Bias can be introduced at every step in the ML pipeline, from data collection to labeling, model selection, training, evaluation, deployment and monitoring. Not to mention the complex effects of feedback when you collect data that has been influenced by biases in a prior iteration of the model.
That said, I am disappointed in Gebru, I read her "Gender Shades" paper where she completely ignored the existence of the Asian race. That's a pretty big limitation for a paper named in such general terms. In another place she labels Asians as "white adjacent" [1]. That doesn't seem to be ethical behavior for an ethics researcher. She also refused to debate with Yann LeCun on the topic of bias, instead sent him to reeducate himself [2].
Gebru has been a terrible representative for AI ethics all around, but this was inevitable.
"AI Ethics" is a pop science topic based on fantasies derived from the Terminator movie series.[1] When the foundation of the entire field is shaky it attracts careerist opportunists who have found an easy way to score scientific reputation points using shoddy or non-existent science. Google doubled down on this to build up a facade of an ethical company (guys, lets pretend project Dragonfly doesn't exist) and appointed the loudest person they could find in this pseudo science group.
The inevitable happened - inevitable if you are familiar with Gebru's forced confrontations with LeCun. She publishes a bogus paper about the carbon footprint of training AI models, comparing it with jet exhaust. A paper more focused on rhetoric than substance. Completely ignoring that Google is carbon neutral and AI chips can run on solar power - just like a Tesla car. No reference is made to how these language models enable cross-language communication, eliminate driving around in circles in a foreign country because you don't speak the language and end up saving CO2. Google, by any measure, saves CO2 emissions for the user.
Instead we have a dummy paper pretending that Google uses jet fuel for a one time training of an AI model. How low can "scientific research" fall.
[1] Certainly, there needs to be work done to remove bias from public datasets; but there is not much to be done beyond this. NLP programs having great models for English and poor ones for Swahili is, frankly speaking, not a problem for ML algorithm researchers to solve. There are one-shot learning approaches but these are not motivated by the desire to eliminate bias.
I think Gebru is serving two masters. She wants societal change based on critical social justice and at the same time she publishes papers on AI ethics. A conflict of interests, you can't be an unbiased scientist while being a die hard activist at the same time.
CJ ideology says to avoid debating with people of the "oppressing class" in order to not give them a platform, or because language itself is biased, or because the opponents are believed to act in bad faith, while the scientific method requires unbiased, impersonal, open debate. See the quote about "master's tools will never dismantle the master's house" for reference. They also practice cancelling their opponents instead of debating, which Gebru and her cohort tried to do on Twitter.
> That said, I am disappointed in Gebru, I read her "Gender Shades" paper where she completely ignored the existence of the Asian race. That's a pretty big limitation for a paper named in such general terms. In another place she labels Asians as "white adjacent"
You are scratching the surface of a much bigger racial divide in the Bay Area. [0] [1]
> That doesn't seem to be ethical behavior for an ethics researcher.

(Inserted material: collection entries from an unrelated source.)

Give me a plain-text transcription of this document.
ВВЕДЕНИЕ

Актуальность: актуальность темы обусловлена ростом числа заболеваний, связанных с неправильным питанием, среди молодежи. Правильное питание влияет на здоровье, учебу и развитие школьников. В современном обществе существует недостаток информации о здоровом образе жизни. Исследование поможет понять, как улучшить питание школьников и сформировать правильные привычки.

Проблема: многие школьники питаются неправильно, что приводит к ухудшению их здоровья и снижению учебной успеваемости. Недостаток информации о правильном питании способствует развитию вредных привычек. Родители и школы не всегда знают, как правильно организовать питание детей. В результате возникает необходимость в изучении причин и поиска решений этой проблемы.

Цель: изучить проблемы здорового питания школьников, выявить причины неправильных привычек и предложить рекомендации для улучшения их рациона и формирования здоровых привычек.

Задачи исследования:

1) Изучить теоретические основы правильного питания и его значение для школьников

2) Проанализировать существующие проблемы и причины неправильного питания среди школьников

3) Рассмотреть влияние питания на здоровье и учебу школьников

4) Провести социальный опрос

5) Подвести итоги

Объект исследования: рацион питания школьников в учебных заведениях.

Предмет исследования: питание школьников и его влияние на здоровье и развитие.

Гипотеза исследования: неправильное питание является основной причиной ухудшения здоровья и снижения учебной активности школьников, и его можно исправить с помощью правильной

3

She also refused to debate with Yann LeCun on the topic of bias, instead sent him to reeducate himself
I don't think she had the technical background required to really argue with LeCun.
Thanks for the reply. I’m sorry I still don’t see an example of the bias due to hyperparameter selection or tuning. Or model selection. The bias due to data is pretty clear to me and I see so many examples in the wild.
More concretely, say you train a gender detection model on people of all races. The way you do image preprocessing might influence results because black people faces have less contrast. The way you pick your regularisation could influence how well your model works on outliers (L1 reg tends to be less sensitive than L2). The way you set class weights could influence the trade-off between accuracy on different classes.
Other algorithmic choices influence if the model does well on longer or shorter sequences (transformer vs LSTM). This might not seem socially biased, but if your classes correlate with input size, then the length bias might convert into class bias.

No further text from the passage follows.